Unless, of course, they find something better.
7 other things
Pete Hegseth “created risks to operational security” by sharing sensitive details about Houthi strikes over Signal, a new Pentagon inspector general report determined. A classified version of the report has been handed over to the Senate Armed Services Committee; an unclassified, redacted version will be made public on Thursday. (Fox News)
The US has halted the processing of all immigration applications linked to 19 countries already subject to a travel ban, according to an internal official memo seen by BBC partner CBS News. Immigration agents have been told to “stop final adjudication on all cases”, and pause naturalisation ceremonies for migrants on the cusp of gaining citizenship. (BBC)
When Patrolman Joseph Detwiler answered a call last December claiming that a man who looked like the assassin of a health insurance executive was eating breakfast at a McDonald’s in Altoona, Pa., he was dubious. He didn’t use his siren as he drove to the restaurant. “I knew it was him immediately,” Patrolman Detwiler said in the courtroom where pretrial hearings are being held in the murder case against the man accused in the killing, Luigi Mangione. (NYT)
An increasing number of middle-aged and older adults — especially those in their 40s and 50s — are lonely, according to a report released by AARP, a nonprofit advocacy group for older Americans. Among the loneliest are adults 45 to 49 years old (49 percent identified as lonely), as well as respondents who never married (62 percent); are not working (57 percent); or whose household income fell below $25,000 a year (63 percent). (The Washington Post)

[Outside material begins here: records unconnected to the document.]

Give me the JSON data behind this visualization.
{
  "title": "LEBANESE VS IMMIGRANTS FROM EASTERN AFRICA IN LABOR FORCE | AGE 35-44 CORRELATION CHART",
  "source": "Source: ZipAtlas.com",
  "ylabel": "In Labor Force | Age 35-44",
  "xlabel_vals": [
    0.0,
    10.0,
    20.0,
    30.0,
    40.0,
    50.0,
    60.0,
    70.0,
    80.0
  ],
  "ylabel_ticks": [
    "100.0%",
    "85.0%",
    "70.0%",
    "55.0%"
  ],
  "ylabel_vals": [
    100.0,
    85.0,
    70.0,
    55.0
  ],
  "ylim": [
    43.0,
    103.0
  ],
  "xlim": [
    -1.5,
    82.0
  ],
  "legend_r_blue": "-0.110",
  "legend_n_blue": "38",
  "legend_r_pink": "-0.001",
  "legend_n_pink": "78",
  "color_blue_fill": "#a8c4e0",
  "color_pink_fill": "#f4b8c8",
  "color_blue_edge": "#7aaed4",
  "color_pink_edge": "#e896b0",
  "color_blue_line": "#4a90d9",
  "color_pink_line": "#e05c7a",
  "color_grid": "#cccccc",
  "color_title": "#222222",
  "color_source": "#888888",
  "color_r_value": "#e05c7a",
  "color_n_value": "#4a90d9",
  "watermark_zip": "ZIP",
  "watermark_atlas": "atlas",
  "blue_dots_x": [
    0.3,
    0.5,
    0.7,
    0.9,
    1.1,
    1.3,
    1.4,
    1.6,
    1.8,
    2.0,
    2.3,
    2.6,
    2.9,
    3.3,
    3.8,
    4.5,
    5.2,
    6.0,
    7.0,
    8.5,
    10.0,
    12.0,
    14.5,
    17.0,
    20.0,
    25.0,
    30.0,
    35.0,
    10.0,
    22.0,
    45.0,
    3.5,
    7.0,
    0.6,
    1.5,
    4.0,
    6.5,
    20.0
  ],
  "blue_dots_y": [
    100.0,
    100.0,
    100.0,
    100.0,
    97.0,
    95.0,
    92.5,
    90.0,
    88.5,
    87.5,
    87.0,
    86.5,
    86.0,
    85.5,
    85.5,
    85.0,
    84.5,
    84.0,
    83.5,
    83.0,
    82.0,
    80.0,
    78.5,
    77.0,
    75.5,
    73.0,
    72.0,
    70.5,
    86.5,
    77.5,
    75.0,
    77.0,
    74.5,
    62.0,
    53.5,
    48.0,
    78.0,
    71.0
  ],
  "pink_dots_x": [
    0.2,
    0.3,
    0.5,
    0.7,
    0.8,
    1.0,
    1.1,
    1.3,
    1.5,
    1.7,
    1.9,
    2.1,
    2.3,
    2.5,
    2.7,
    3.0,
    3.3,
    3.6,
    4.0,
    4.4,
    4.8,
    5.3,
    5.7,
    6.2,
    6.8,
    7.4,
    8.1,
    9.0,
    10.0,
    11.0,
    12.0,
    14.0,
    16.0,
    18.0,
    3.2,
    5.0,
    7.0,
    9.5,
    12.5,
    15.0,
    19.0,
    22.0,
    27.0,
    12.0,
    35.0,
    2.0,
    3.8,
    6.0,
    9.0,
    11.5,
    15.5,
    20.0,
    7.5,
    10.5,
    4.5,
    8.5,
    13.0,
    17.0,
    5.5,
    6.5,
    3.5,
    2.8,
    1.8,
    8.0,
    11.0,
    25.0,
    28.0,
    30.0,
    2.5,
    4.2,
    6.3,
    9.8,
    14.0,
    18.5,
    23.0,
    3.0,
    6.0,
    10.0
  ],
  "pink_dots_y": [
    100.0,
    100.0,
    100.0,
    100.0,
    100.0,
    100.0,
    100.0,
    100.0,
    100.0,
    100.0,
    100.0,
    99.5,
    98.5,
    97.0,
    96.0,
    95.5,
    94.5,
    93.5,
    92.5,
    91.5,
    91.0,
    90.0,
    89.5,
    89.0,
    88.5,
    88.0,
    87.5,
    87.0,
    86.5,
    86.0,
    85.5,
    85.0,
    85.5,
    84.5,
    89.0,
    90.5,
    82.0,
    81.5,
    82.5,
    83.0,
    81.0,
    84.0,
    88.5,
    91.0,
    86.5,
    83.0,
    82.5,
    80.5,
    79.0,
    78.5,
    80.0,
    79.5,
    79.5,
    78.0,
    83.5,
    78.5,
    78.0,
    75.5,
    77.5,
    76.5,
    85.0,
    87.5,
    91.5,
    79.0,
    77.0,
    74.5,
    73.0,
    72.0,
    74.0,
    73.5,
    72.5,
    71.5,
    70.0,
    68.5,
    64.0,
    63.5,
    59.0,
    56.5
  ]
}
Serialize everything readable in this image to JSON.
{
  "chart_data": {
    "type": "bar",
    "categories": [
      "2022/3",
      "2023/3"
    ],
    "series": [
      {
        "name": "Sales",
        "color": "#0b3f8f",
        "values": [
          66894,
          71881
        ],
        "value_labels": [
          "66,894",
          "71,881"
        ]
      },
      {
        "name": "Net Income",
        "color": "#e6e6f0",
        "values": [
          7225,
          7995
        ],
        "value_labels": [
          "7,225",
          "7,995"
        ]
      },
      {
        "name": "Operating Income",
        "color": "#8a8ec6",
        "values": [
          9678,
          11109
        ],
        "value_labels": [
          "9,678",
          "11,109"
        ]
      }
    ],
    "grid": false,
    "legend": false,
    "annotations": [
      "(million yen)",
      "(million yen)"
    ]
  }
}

UK Justice Secretary David Lammy has announced the creation of new “swift courts” which will see a judge decide verdicts in thousands of cases where the right to a jury trial will be removed. As part of sweeping reforms to the criminal court system in England and Wales, the plans is to scrap juries in so-called either-way cases that would have a likely jail sentence of three years or less. (The Independent)
Amazon announced Wednesday that it’s introducing a new AI-powered Fire TV feature that lets viewers jump to specific movie scenes on Prime Video simply by describing them to Alexa+. Amazon says you can describe the scene to Alexa by mentioning details like the actor or character’s name, or a memorable quote. Examples include: “Jump to the scene when John McClane says ‘come out to the coast, we’ll get together, have a few laughs’” and “Jump to the card scene in Love Actually.” (Tech Crunch)
Pesky glitches that occasionally interrupt video calls could undermine success in everything from job interviews to sales pitches to court cases. Brief video freezes, lags, or audio echoes can create an unpleasant “uncanny” sensation that makes a viewer less likely to trust the person they’re interacting with through a face-to-face video connection, according to a series of experiments published in Nature. (NPR)
Thanks for reading. Photo by Caleb Wright on Unsplash. I wrote about some of this before at Inc.com. See you in the comments!

Bill…today’s essay reminds me of the quote:
"You are braver than you believe, stronger than you seem, and smarter than you think."
I admire the self-awareness and personal fortitude it took make the bold decision you made that day. I doubt I could have been as bold given all you went through to get to that point.
A new employee orientation that has speakers talking about how soon they can retire is so unwelcoming and morale deflating.- exactly the opposite effect you want to have with new hires. As an HR Executive it made me cringe. The other thing i want to say is that every job is trade-offs: for example, a high salary that will help you pay off student loans but not the most fulfilling work or a great job with great co-workers but your commute is 45 minutes in heavy traffic each way, for example. And every employee is consciously or unconsciously evaluating the trade-offs every single day. The trade-offs you're willing to make will vary over time and circumstances and there's nothing wrong with that. You were lucky to have recognized the trade-offs immediately and realized the trade-offs in that job weren't for you.